Childhood & The Gift of Death

My Mum and Dad's marriage was a love story.  They met on a blind date, married soon afterwards.  Not a cent between them.  They had a beautiful boy, then another beautiful boy.  My Dad won a car which they sold and used as a deposit on their first home in Woolooware, Sydney.

My brothers were apparently quite spirited and wild.  My eldest brother was diagnosed with deafness as a toddler which brought challenges.

A few years later I arrived.  When I was 4 years old,  my Mum saw a For Sale ad in the newspaper for a General Store in a small country town in Central Western NSW.  So when Dad arrived home from work, my Mum informed him that we were moving. That was it.  My earliest childhood memory is me clutching my Teddy Bear in the back of the Ford Falcon and waving goodbye to our Sydney house which was to be rented.  Not Goodbye forever, just off on an adventure.
After a year or so, they bought the house next door to the General Store which happened to be a derelict hotel. 26 rooms. Spooky.  What an adventure this was turning out to be.
My childhood was quite solitary in many ways, but beautiful.  Hours, days and weeks spent playing alone in the backyard and in our treehouse.   It was also filled with friends and relatives, fun, laughter and love. When I was nine, my sister was born and was a source of pure joy for all of us.

Then disaster struck.  I lost my beautiful gentle charming Dad to cancer when I was just 11.  He died a slow and painful death.
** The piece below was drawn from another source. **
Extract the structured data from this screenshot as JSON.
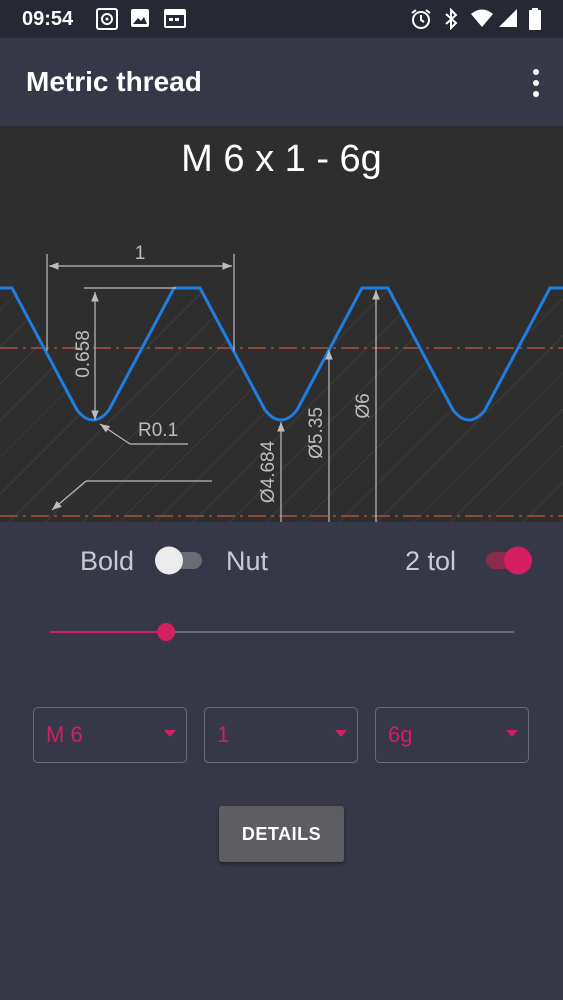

My Mum never really regained her confidence and put all her energies into raising her four children.

I've never really been one to take things for granted.  As a child I went without lots of things. And none of them mattered to me. Maybe it would have been nice to have a Barbie doll rather than a Cindy imitation, but my Mum said Barbie was overpriced and a ridiculous thing for a girl to play with.  In hindsight, she was right.  

When I was 14, we moved to Sydney.  Being a bit different felt awkward as a teenager.  All you want to do is fit in. The fashion in a country town was about 5 years behind Sydney so my new desert boots or "Dessies" just made me a target for torment so I developed resilience by the truckload.  

My Mum had sold the shop and house and began building a new house in Woolooware whilst we lived in the partially demolished house in two rooms with builders plastic for walls.  On the day the property transfer was being processed, the buyers were declared bankrupt and Mum got nothing for her assets.  After years of fighting she received a small sum of money.  Nowhere near what she was owed. She battled on and raised us anyway and gave us everything she possibly could.

Last year, I lost my kind and caring Mum to Motor Neurone Disease. I was 43.  I never dreamt I would wake up one day at the age of 44 and have no parents.  The hole they left in my life is profound.  I have lots of wonderful memories and renewed determination to live a full and inspired life.